His music has been performed by the Chicago Symphony, the Los Angeles Philharmonic, the St. Paul Chamber Orchestra, the Lydian, Cavani, Cassatt, Ying, and Miami string quartets, the 21st Century Consort, the New York New Music Ensemble, Network for New Music, Dawn Upshaw, Lisa Saffer, Janice Felty, and Lambert Orkis. Twelve of his compositions have been recorded for Albany, Azica, Bard, Bridge, CRI, Centaur, Innova, and New World labels, with new discs of vocal and choral works planned.

Current Projects:

Working with audio wizard George Blood on editing recordings of "Holy the Firm", "From a Book of Hours", "Four Sacred Songs", and "Dark the Star" for eventual CD release. The performers are Susan Narucki, William Sharp, and the 21st Century Consort, directed by Christopher Kendall.

Two composition projects:
- a cycle of songs for soprano and orchestra.
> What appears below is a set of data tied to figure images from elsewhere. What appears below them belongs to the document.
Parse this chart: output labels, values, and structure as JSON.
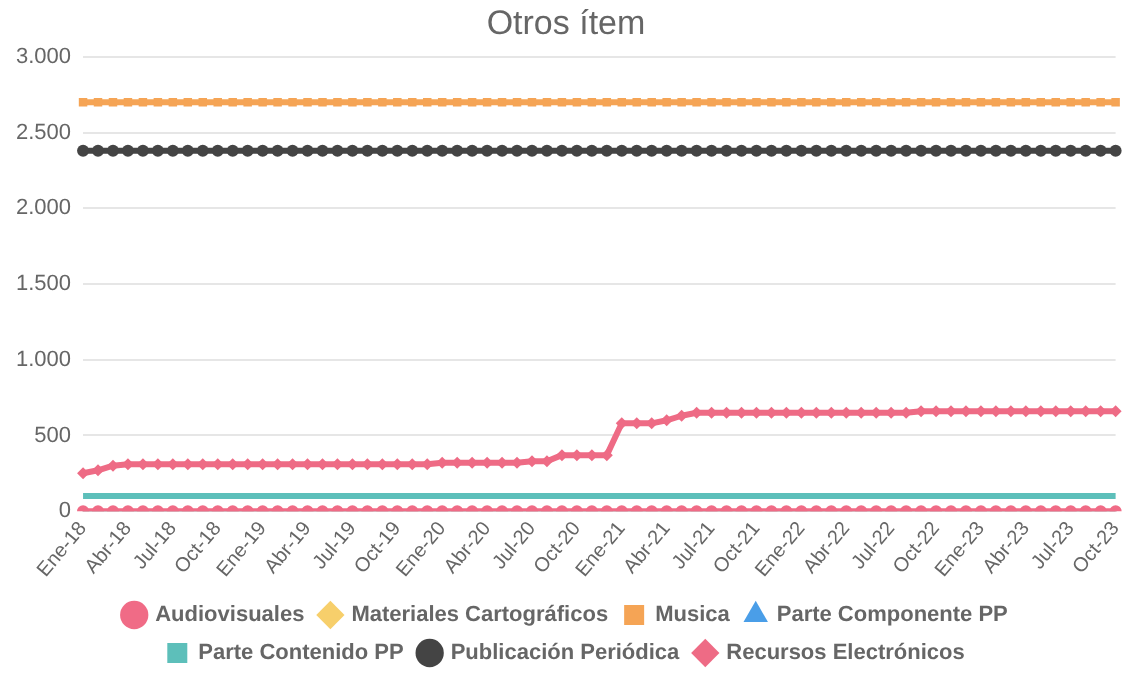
{
  "chart_data": {
    "type": "line",
    "title": "Otros ítem",
    "categories": [
      "Ene-18",
      null,
      null,
      "Abr-18",
      null,
      null,
      "Jul-18",
      null,
      null,
      "Oct-18",
      null,
      null,
      "Ene-19",
      null,
      null,
      "Abr-19",
      null,
      null,
      "Jul-19",
      null,
      null,
      "Oct-19",
      null,
      null,
      "Ene-20",
      null,
      null,
      "Abr-20",
      null,
      null,
      "Jul-20",
      null,
      null,
      "Oct-20",
      null,
      null,
      "Ene-21",
      null,
      null,
      "Abr-21",
      null,
      null,
      "Jul-21",
      null,
      null,
      "Oct-21",
      null,
      null,
      "Ene-22",
      null,
      null,
      "Abr-22",
      null,
      null,
      "Jul-22",
      null,
      null,
      "Oct-22",
      null,
      null,
      "Ene-23",
      null,
      null,
      "Abr-23",
      null,
      null,
      "Jul-23",
      null,
      null,
      "Oct-23"
    ],
    "ylim": [
      0,
      3000
    ],
    "yticks": [
      {
        "value": 0,
        "label": "0"
      },
      {
        "value": 500,
        "label": "500"
      },
      {
        "value": 1000,
        "label": "1.000"
      },
      {
        "value": 1500,
        "label": "1.500"
      },
      {
        "value": 2000,
        "label": "2.000"
      },
      {
        "value": 2500,
        "label": "2.500"
      },
      {
        "value": 3000,
        "label": "3.000"
      }
    ],
    "grid": "y",
    "legend": "bottom",
    "series": [
      {
        "name": "Audiovisuales",
        "color": "#f06b86",
        "marker": "circle",
        "values": [
          0,
          0,
          0,
          0,
          0,
          0,
          0,
          0,
          0,
          0,
          0,
          0,
          0,
          0,
          0,
          0,
          0,
          0,
          0,
          0,
          0,
          0,
          0,
          0,
          0,
          0,
          0,
          0,
          0,
          0,
          0,
          0,
          0,
          0,
          0,
          0,
          0,
          0,
          0,
          0,
          0,
          0,
          0,
          0,
          0,
          0,
          0,
          0,
          0,
          0,
          0,
          0,
          0,
          0,
          0,
          0,
          0,
          0,
          0,
          0,
          0,
          0,
          0,
          0,
          0,
          0,
          0,
          0,
          0,
          0
        ]
      },
      {
        "name": "Materiales Cartográficos",
        "color": "#f7cf6b",
        "marker": "diamond",
        "values": [
          null,
          null,
          null,
          null,
          null,
          null,
          null,
          null,
          null,
          null,
          null,
          null,
          null,
          null,
          null,
          null,
          null,
          null,
          null,
          null,
          null,
          null,
          null,
          null,
          null,
          null,
          null,
          null,
          null,
          null,
          null,
          null,
          null,
          null,
          null,
          null,
          null,
          null,
          null,
          null,
          null,
          null,
          null,
          null,
          null,
          null,
          null,
          null,
          null,
          null,
          null,
          null,
          null,
          null,
          null,
          null,
          null,
          null,
          null,
          null,
          null,
          null,
          null,
          null,
          null,
          null,
          null,
          null,
          null,
          null
        ]
      },
      {
        "name": "Musica",
        "color": "#f5a455",
        "marker": "square",
        "values": [
          2700,
          2700,
          2700,
          2700,
          2700,
          2700,
          2700,
          2700,
          2700,
          2700,
          2700,
          2700,
          2700,
          2700,
          2700,
          2700,
          2700,
          2700,
          2700,
          2700,
          2700,
          2700,
          2700,
          2700,
          2700,
          2700,
          2700,
          2700,
          2700,
          2700,
          2700,
          2700,
          2700,
          2700,
          2700,
          2700,
          2700,
          2700,
          2700,
          2700,
          2700,
          2700,
          2700,
          2700,
          2700,
          2700,
          2700,
          2700,
          2700,
          2700,
          2700,
          2700,
          2700,
          2700,
          2700,
          2700,
          2700,
          2700,
          2700,
          2700,
          2700,
          2700,
          2700,
          2700,
          2700,
          2700,
          2700,
          2700,
          2700,
          2700
        ]
      },
      {
        "name": "Parte Componente PP",
        "color": "#4a9ee8",
        "marker": "triangle",
        "values": [
          null,
          null,
          null,
          null,
          null,
          null,
          null,
          null,
          null,
          null,
          null,
          null,
          null,
          null,
          null,
          null,
          null,
          null,
          null,
          null,
          null,
          null,
          null,
          null,
          null,
          null,
          null,
          null,
          null,
          null,
          null,
          null,
          null,
          null,
          null,
          null,
          null,
          null,
          null,
          null,
          null,
          null,
          null,
          null,
          null,
          null,
          null,
          null,
          null,
          null,
          null,
          null,
          null,
          null,
          null,
          null,
          null,
          null,
          null,
          null,
          null,
          null,
          null,
          null,
          null,
          null,
          null,
          null,
          null,
          null
        ]
      },
      {
        "name": "Parte Contenido PP",
        "color": "#5dbfba",
        "marker": "none",
        "values": [
          100,
          100,
          100,
          100,
          100,
          100,
          100,
          100,
          100,
          100,
          100,
          100,
          100,
          100,
          100,
          100,
          100,
          100,
          100,
          100,
          100,
          100,
          100,
          100,
          100,
          100,
          100,
          100,
          100,
          100,
          100,
          100,
          100,
          100,
          100,
          100,
          100,
          100,
          100,
          100,
          100,
          100,
          100,
          100,
          100,
          100,
          100,
          100,
          100,
          100,
          100,
          100,
          100,
          100,
          100,
          100,
          100,
          100,
          100,
          100,
          100,
          100,
          100,
          100,
          100,
          100,
          100,
          100,
          100,
          100
        ]
      },
      {
        "name": "Publicación Periódica",
        "color": "#444444",
        "marker": "circle",
        "values": [
          2380,
          2380,
          2380,
          2380,
          2380,
          2380,
          2380,
          2380,
          2380,
          2380,
          2380,
          2380,
          2380,
          2380,
          2380,
          2380,
          2380,
          2380,
          2380,
          2380,
          2380,
          2380,
          2380,
          2380,
          2380,
          2380,
          2380,
          2380,
          2380,
          2380,
          2380,
          2380,
          2380,
          2380,
          2380,
          2380,
          2380,
          2380,
          2380,
          2380,
          2380,
          2380,
          2380,
          2380,
          2380,
          2380,
          2380,
          2380,
          2380,
          2380,
          2380,
          2380,
          2380,
          2380,
          2380,
          2380,
          2380,
          2380,
          2380,
          2380,
          2380,
          2380,
          2380,
          2380,
          2380,
          2380,
          2380,
          2380,
          2380,
          2380
        ]
      },
      {
        "name": "Recursos Electrónicos",
        "color": "#ee6b85",
        "marker": "diamond",
        "values": [
          250,
          270,
          300,
          310,
          310,
          310,
          310,
          310,
          310,
          310,
          310,
          310,
          310,
          310,
          310,
          310,
          310,
          310,
          310,
          310,
          310,
          310,
          310,
          310,
          320,
          320,
          320,
          320,
          320,
          320,
          330,
          330,
          370,
          370,
          370,
          370,
          580,
          580,
          580,
          600,
          630,
          650,
          650,
          650,
          650,
          650,
          650,
          650,
          650,
          650,
          650,
          650,
          650,
          650,
          650,
          650,
          660,
          660,
          660,
          660,
          660,
          660,
          660,
          660,
          660,
          660,
          660,
          660,
          660,
          660
        ]
      }
    ]
  }
}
Susan Stewart, whose poetry I have set in three previous pieces, has written new poems specifically for this project, to be called "A Sibyl".
- an oboe quartet for Peggy Pearson, commissioned by Winsor Music.

David Patrick Stearns on “Songs for Adam”

If there's anything out there like Primosch's Songs of Adam, I haven't heard it - though the music wears its singularity lightly, with no need to express itself radically. It has a confidence of expression that comes of Primosch's having written a steady stream of song cycles since the late 1990s. Composers are still drawing legitimate inspiration from poets of the increasingly distant past, such as Walt Whitman, but Primosch pushes both himself and thus his listeners onto new ground with Susan Stewart's verse, which are called songs in their printed version because they suggest music, especially in the first poem, in which Adam is stuttering his way into existence.

Both poet and composer share an ability to contemplate how basic elements of existence might feel for the first time, and the duo know how to capture that in their respectively cultivated vocabularies, with an emotional rightness that never becomes too analytical.

In fact, Primosch enters the Korngold zone when describing Adam's intoxication with the word. Though words are set dramatically and in ways that are well written for the voice, the best moments are in the masterly orchestration, which gives an extra percussive spark to moments of discovery and unflinchingly confronts the agony of Adam's expulsion from Eden.

The pale strings capture his disappointment in the real world in an overall dramatic arc that's almost epic, going from the unimaginable (the beauty of Eden) to the unthinkable (the world's first children, Abel and Cain, and the world's first fratricide).